This tutorial is intended to provide instructions for applying a configuration-based fix to address a security vulnerability in the SHRINE proxy subsystem.
- Start tomcat with shrine already installed correctly, started at least once, and can at minimum show ontology terms. shrine-proxy.war must be expanded in tomcat's webapps directory
- Stop tomcat
- Edit tomcat/webapps/shrine-proxy/WEB-INF/classes/shrine-proxy-acl.xml to only whitelist URLs for your own shrine (tomcat) host and i2b2 (jboss) host. The following example uses one of our internal QA nodes called shrine-qa3.catalyst:
Remove the following lines:
<host>https://</host> <host>http://</host>
- Do not add anything to the blacklist section.
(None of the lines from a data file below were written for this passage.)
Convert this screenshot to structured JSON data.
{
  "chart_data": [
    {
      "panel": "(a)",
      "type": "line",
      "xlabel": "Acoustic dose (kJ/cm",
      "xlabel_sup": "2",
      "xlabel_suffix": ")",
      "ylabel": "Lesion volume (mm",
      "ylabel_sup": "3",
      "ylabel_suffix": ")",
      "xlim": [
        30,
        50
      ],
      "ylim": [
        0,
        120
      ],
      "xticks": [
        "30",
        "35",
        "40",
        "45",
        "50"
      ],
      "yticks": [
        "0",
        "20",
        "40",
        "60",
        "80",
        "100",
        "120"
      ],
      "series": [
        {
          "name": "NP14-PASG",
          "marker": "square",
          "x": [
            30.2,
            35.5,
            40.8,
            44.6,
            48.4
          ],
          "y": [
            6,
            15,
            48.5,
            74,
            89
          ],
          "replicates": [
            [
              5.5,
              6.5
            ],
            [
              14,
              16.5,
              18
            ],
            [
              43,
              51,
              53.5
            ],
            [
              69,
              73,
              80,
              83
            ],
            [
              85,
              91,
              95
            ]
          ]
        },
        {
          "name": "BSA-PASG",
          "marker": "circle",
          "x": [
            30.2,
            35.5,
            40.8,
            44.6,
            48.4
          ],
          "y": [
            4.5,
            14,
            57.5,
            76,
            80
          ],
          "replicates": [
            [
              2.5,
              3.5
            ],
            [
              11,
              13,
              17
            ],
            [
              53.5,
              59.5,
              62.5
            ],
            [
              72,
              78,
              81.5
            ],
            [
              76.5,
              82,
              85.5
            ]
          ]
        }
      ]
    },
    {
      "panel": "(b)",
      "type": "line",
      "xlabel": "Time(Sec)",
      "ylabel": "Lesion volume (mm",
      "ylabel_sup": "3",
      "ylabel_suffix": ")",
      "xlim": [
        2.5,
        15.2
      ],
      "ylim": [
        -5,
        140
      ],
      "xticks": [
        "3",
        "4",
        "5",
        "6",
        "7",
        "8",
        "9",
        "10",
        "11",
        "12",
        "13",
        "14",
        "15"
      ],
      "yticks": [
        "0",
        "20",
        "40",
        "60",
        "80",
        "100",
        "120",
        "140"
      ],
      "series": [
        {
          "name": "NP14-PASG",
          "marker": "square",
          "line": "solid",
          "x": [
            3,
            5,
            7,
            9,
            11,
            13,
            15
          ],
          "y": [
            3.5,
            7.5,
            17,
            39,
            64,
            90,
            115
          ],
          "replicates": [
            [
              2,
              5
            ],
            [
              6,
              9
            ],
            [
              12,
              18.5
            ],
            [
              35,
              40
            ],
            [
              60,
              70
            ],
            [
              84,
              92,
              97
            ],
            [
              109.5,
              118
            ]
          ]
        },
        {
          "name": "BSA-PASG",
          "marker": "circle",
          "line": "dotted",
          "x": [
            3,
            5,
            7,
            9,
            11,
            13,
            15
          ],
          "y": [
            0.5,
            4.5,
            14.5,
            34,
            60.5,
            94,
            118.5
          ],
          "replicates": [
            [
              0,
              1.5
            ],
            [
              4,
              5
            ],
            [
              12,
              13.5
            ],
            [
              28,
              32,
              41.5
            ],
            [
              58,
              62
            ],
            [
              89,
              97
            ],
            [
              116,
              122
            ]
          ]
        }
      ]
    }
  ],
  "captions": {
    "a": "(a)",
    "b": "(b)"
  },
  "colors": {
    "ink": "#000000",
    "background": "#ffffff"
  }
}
Include entries that specify localhost, fully-qualified host names and IP addresses for both the shrine node and i2b2 node as accessed by your tomcat. Here is an example:
<lists> <whitelist> <host>https://shrine-qa3.catalyst:6443</host> <host>https://localhost:6443</host> <host>https://10.118.12.40:6443</host> <host>http://shrine-qa3-i2b2.catalyst:9090</host> <host>http://10.118.12.60:9090</host> </whitelist> </lists>
Start tomcat again. After tomcat has completed its startup confirm the configuration by running a test query. If it does not work, then you will see messages in tomcat/logs/proxy.log that look like this:
Sample proxy error message2019-Jan-02-16:54:54.480 ERROR [SHRINE][ShrineProxyServlet][http-nio-6443-exec-5] ProxyServlet error: net.shrine.proxy.ShrineMessageFormatException: redirectURL not in white list or is in black list: http://shrine-qa2-i2b2.catalyst:9090/i2b2/services/PMService/getServices at net.shrine.proxy.DefaultShrineProxy.redirect(ShrineProxy.scala:91) at net.shrine.proxy.ShrineProxyServlet.doPost(ShrineProxyServlet.scala:56) at javax.servlet.http.HttpServlet.service(HttpServlet.java:648)
If you encounter an error, add the correct URL(s) into the whitelist and try again.
5. Please let your hub administrators know that you have made a configuration change so that we can verify from the hub.